Comment by chabes
4 days ago
I built a prototype “digital nose” almost a decade ago, inspired by this blog post https://web.archive.org/web/20180513090020/http://www.maskau...
I have a friend with Chrons, IBS, and a handful of other gut issues. He wants me to build something like this to help self-diagnose acute issues as they arise. Yes, a fart classifier.
I want to use a smell classifier to identify ripeness levels in agriculture.
I haven’t tested to see if this is even feasible, but I’d like to also use a tool like this for pest scouting in agriculture. If the sensors are sensitive enough to detect small amounts of fungi, arthropod activity, or hormonal shifts, this could be useful for early detection in integrated pest management systems.
We conducted research with local universities, and the digital nose was able to detect the presence of pests in oat flakes and beans (two different species).
When we published the white paper ( https://sniphi.com/wp-content/uploads/2025/10/Sniphi_digital... ), we expected a queue of agricultural companies interested in the technology. However, pests apparently aren’t “sexy” enough to capture attention.
We observed the same reaction with bananas — fresh vs. overripe, like in the video. Technically interesting, but no one saw clear business potential.
So now we are looking for use cases that are more obvious and compelling from a business perspective. Any ideas?
Are not there medical applications ? Like the lady that can detect parkinson's by the smell. https://www.scientificamerican.com/article/a-supersmeller-ca...
How good are digital smellers compared with super human smellers?

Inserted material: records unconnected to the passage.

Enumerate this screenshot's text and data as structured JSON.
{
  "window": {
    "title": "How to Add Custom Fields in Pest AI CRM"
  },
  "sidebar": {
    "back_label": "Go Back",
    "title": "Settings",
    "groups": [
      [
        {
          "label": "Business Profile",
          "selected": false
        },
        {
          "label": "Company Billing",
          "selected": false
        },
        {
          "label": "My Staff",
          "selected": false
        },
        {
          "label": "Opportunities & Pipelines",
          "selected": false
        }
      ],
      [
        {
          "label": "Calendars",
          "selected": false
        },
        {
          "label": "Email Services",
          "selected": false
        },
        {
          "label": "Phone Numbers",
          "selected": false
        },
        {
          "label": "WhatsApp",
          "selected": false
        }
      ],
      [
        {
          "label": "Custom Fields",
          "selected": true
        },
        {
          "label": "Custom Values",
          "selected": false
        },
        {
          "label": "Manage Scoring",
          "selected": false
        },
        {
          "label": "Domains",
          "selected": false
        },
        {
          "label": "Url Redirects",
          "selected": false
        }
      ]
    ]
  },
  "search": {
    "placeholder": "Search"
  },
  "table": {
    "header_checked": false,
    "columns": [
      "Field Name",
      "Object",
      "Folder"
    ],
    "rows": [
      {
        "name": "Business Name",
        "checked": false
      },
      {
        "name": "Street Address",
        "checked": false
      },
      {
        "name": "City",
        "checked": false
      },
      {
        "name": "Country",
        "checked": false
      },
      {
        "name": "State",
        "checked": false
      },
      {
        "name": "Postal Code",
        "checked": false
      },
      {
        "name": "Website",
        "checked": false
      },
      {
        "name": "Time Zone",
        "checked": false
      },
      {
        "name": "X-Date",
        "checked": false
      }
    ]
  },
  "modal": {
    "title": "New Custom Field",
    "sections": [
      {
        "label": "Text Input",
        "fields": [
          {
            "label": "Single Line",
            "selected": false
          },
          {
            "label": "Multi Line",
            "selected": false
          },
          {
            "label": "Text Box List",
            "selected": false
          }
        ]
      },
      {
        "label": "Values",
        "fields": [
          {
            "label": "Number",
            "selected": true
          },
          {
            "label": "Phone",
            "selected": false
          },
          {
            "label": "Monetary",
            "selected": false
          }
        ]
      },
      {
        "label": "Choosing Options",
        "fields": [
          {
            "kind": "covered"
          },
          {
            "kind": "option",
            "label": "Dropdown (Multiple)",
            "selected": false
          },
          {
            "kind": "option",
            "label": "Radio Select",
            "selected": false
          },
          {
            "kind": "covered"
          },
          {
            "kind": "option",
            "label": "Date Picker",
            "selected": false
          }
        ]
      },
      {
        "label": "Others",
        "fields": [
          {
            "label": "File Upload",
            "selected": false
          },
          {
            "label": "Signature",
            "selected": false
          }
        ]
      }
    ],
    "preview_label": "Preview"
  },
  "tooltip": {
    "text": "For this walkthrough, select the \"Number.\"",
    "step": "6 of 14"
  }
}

Unfortunately, medical applications require enormous time and effort to meet strict verification and regulatory requirements. While this is an important long-term direction, we are currently focusing on lower-hanging opportunities such as food manufacturing and processing, where there is strong potential for cost savings and loss prevention.
Digital smellers are scalable and more repeatable than human noses. At the current stage our electronic nose operate either through classification of previously trained odor classes or through anomaly detection. What is still missing is a possibility to run a more sophisticated conversation with the model when something smells "suspicious".